Pero la humanización del enemigo siempre dura poco, enseguida el teniente Corson y Van Hgoc mantienen un caballeresco y artificial diálogo, tan afectado como el de los personajes de Oscar Wilde en La importancia de llamarse Ernesto o los de Tom Stoppard en Travesties. A fin de cuentas -pensará el lector-, ¿quién necesita verosimilitud cuando de la guerra de Vietnam se trata? ¿Acaso es esta guerra verosímil?

En otro momento significativo de este “extraño encuentro” se hace patente que todos los soldados (estadounidenses y Vietcong por igual) se hallan atrapados por la tierra, son sus prisioneros. La reacción del teniente americano es la esperable según la mentalidad de su país en la guerra. No entendiendo nada, Corson le dice a Van Hgoc que ellos les superan “en número, en armas y en tecnología”, típica actitud mezcla de arrogancia e ingenuidad. Resulta irónico (y esto es un leitmotiv en toda la literatura y el cine sobre este conflicto) que los hijos de la patria de Thoreau y Ben Franklin se vean perdidos en la naturaleza, y que si sus ancestros eran capaces de irse a vivir al bosque con un saco de clavos o de conquistar el Oeste, los americanos de un siglo después no puedan sobrevivir en la jungla ni cuando se rodean de la más avanzada tecnología, que les llevaba el cine o la coca cola hasta la misma puerta de sus bases en Vietnam.

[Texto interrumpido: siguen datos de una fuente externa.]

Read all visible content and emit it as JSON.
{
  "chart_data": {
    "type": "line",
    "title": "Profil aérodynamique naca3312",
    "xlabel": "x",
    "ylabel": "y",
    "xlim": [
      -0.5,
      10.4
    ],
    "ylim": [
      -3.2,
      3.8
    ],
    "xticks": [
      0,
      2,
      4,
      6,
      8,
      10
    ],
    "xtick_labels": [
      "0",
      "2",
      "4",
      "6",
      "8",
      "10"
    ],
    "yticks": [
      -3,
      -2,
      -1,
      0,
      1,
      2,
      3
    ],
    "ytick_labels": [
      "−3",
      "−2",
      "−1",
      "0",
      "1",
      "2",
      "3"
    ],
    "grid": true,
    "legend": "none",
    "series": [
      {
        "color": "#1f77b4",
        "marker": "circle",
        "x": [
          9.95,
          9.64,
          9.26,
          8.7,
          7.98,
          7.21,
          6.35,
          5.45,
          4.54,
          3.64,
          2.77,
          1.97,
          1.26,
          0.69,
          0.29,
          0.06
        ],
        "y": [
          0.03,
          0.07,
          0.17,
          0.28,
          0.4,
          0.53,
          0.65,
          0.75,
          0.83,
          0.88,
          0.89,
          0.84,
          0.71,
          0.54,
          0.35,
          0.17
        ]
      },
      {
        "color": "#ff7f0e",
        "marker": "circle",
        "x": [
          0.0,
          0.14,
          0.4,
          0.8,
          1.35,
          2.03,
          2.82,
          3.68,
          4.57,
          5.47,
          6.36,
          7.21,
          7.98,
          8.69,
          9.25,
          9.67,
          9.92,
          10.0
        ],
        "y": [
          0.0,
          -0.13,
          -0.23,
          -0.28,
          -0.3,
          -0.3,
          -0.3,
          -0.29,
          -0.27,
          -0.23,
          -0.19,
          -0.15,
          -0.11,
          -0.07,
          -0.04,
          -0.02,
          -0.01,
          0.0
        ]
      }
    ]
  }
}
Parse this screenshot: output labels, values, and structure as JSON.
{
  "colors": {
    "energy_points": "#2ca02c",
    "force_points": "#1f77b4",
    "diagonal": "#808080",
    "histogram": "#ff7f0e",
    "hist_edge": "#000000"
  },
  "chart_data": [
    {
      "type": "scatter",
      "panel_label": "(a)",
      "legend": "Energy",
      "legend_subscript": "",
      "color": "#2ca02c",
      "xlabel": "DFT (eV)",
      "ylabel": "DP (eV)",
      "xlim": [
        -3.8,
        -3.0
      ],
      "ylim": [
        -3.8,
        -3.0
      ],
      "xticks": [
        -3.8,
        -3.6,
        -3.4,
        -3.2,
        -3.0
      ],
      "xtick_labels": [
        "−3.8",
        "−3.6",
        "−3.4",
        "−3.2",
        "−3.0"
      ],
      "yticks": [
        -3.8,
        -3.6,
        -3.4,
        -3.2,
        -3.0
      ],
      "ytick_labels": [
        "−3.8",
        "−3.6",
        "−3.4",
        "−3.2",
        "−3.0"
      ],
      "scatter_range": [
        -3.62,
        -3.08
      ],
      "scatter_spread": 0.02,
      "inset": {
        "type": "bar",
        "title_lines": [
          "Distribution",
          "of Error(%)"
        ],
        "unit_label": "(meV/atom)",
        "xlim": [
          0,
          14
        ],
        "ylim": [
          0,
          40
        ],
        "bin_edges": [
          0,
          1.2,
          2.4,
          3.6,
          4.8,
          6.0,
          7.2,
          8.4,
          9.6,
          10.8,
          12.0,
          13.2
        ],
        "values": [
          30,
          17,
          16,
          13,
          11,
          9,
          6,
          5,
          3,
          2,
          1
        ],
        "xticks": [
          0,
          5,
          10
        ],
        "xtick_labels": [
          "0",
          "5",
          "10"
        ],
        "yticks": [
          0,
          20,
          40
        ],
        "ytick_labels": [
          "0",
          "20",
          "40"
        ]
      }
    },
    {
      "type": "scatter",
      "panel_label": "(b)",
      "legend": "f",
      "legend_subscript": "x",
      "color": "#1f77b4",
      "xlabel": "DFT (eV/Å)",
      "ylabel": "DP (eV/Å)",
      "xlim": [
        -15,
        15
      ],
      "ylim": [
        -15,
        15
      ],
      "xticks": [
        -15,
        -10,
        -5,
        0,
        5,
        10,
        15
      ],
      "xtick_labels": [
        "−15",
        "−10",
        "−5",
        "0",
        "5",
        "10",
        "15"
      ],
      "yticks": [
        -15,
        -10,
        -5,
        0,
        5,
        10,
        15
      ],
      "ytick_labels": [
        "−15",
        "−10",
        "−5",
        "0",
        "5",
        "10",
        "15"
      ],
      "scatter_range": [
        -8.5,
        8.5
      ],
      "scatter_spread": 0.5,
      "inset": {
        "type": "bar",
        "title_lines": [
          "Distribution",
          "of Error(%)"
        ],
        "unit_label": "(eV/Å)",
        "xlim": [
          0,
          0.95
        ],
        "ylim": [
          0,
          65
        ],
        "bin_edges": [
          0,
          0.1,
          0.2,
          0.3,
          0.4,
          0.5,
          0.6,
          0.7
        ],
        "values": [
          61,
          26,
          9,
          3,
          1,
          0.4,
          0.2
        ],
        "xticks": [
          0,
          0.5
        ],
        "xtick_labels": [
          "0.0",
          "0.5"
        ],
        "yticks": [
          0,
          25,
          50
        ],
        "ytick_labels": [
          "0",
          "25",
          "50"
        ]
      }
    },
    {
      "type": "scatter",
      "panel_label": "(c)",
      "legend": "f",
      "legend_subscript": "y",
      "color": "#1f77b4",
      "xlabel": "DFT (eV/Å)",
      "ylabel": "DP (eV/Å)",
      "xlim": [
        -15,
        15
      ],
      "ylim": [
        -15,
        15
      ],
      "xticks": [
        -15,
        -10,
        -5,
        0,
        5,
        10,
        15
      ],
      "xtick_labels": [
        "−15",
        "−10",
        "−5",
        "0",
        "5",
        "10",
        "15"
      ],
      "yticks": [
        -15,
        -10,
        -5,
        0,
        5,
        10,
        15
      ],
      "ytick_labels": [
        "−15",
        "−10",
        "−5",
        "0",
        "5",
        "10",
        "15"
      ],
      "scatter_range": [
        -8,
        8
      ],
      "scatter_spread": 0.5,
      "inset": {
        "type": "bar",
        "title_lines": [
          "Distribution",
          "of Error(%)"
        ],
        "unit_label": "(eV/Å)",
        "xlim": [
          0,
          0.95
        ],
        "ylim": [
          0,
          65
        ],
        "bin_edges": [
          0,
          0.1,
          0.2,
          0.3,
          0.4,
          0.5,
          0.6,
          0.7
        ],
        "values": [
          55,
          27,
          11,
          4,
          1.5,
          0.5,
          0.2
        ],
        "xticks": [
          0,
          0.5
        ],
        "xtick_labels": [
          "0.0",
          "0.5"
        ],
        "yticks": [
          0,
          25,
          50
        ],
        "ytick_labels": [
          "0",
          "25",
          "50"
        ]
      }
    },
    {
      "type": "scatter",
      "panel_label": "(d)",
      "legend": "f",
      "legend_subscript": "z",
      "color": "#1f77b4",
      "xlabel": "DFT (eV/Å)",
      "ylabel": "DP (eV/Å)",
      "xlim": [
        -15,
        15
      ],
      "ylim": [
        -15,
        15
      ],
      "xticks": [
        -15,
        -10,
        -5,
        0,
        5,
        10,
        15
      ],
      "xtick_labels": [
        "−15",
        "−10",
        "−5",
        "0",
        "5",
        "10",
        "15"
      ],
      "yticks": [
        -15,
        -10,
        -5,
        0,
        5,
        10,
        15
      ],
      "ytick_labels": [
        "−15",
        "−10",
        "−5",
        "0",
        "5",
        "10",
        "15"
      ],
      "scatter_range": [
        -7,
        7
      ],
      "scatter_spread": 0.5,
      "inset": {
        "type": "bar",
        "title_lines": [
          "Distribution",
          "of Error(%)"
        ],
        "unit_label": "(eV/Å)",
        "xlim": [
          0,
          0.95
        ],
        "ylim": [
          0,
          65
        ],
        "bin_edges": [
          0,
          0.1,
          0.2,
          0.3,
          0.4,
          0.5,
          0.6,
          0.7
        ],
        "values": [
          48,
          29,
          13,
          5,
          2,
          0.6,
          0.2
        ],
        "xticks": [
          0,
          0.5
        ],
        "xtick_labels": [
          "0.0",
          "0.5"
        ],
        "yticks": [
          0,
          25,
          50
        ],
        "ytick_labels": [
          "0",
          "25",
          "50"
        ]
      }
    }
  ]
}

Me he extendido sobre lo que pasa en los capítulos 13 y 15 por parecerme los más importantes a nivel simbólico y los más logrados también. Hay muchos otros momentos en que la novela reflexiona acerca de la guerra, como la trabajosa conversación del capítulo 29 entre el capitán iraní Fahyi Rhallon y Doc Peret (el sanitario del pelotón), donde se tratan muchos temas clave pero de manera más explícita y sobre todo menos bella. El resto del relato oscila brillantemente entre el realismo sucio y el realismo mágico -si se me permite la adjetivación-, conduciendo al lector a un desenlace inesperado o acaso el único posible, según se quiera entender. Persiguiendo a Cacciato es como esos retratos cuyos ojos parecen moverse siguiendo al espectador a medida que éste se mueve por la sala, es un libro dual en muchos sentidos, pero con dos mitades perfectamente ensambladas. Tal vez al haberlo hecho así, Tim O’ Brien nos haya mostrado el camino mejor que cualquier otro autor de los que han tratado el tema de Vietnam, ya que supera la paradoja inherente a una guerra que desde el punto de vista norteamericano estuvo plagada de tensión y contradicciones. ¿Tengo que ser más explícito? No se la pierdan.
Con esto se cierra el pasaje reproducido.